Com reformas, grupos de lobbies dobram na Câmara dos Deputados

Nas vésperas da aprovação da reforma da Previdência na Comissão Especial da Câmara, um grupo de oficiais de Justiça e policiais federais e rodoviários, que fazia lobby em favor do setor, cercou o deputado Celso Russomanno (PRB-SP) na entrada do plenário onde se discutia a proposta.

“Deputado, não tem acordo nestes termos.

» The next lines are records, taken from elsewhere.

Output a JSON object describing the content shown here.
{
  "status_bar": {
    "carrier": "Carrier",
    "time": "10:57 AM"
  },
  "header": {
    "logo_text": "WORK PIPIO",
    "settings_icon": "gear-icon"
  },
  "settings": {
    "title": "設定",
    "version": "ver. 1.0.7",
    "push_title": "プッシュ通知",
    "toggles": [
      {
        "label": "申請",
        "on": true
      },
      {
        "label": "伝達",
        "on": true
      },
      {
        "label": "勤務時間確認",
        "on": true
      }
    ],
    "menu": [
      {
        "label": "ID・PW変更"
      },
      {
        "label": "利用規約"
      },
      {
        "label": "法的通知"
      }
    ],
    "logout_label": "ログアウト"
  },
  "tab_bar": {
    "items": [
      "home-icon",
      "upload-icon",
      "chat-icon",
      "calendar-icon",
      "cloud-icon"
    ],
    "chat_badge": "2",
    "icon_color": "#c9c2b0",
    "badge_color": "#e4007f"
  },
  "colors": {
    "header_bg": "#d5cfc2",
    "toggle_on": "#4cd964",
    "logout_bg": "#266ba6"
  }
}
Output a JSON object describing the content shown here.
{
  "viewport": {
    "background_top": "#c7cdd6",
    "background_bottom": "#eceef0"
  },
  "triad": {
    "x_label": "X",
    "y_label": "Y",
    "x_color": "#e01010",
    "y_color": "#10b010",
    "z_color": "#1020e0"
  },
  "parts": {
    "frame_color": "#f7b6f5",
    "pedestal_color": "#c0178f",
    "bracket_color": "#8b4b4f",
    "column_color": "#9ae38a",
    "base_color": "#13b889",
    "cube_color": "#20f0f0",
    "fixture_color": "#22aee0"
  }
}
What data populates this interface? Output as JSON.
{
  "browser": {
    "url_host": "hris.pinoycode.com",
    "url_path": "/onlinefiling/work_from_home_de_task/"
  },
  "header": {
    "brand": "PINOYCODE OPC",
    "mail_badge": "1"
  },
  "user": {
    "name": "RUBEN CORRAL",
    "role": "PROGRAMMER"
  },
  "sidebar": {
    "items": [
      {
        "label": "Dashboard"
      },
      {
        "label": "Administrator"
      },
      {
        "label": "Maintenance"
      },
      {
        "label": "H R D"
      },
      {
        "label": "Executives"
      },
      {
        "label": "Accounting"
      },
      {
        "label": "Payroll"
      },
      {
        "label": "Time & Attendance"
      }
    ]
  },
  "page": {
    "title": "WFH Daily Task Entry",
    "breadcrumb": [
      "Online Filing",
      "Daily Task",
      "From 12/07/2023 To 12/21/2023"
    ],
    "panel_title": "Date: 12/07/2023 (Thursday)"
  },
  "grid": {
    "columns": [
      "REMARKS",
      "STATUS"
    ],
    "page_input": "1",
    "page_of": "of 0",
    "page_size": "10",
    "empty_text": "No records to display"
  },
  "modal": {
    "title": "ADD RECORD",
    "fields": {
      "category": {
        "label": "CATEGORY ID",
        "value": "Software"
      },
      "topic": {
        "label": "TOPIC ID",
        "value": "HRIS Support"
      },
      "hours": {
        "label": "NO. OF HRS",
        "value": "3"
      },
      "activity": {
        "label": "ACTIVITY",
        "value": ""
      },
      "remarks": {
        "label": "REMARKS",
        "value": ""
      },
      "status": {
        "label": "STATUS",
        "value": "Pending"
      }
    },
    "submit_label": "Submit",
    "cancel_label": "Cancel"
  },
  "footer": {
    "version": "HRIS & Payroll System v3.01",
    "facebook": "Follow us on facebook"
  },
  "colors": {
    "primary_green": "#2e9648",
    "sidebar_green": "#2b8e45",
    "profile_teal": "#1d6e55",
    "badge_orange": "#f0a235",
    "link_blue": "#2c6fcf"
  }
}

Se for assim, vamos para o pau”, disparou Raphael Casotti, policial rodoviário federal que atua em defesa dos interesses de profissionais da Segurança Pública.

Plantados na porta do presidente da Câmara, Rodrigo Maia (DEM-RJ), representantes de outros grupos de lobby tentavam convencer cada parlamentar que entrava e saía da reunião a encampar mudanças no texto.

O número de profissionais especializados em defender algum tipo de interesse aumentou e está mais agressivo nos corredores e gabinetes do Congresso.

Dados da 1.ª Secretaria da Câmara, mostram que 359 organizações têm pessoas autorizadas a circular na Casa para defender suas agendas.

Foco

O foco principal dos grupos de interesse, porém, são as comissões da Câmara, como a que discutiu as regras da Previdência.

Um estudo do professor Manoel Leonardo Santos, da Universidade Federal de Minas Gerais (UFMG), destaca que para os lobistas é mais relevante tentar influenciar a tramitação de um projeto de lei nesta fase do que no plenário.

O estudo também mostra que, nos colegiados, o relator costuma ser o mais “assediado”.

No caso da comissão da Previdência levou grupos de interesse a intensificar o lobby sobre o deputado Samuel Moreira (PSDB-SP).

Em um mês, 35 entidades ou parlamentares ligados a elas pediram audiência com o tucano, na tentativa de convencê-lo a alterar seu relatório.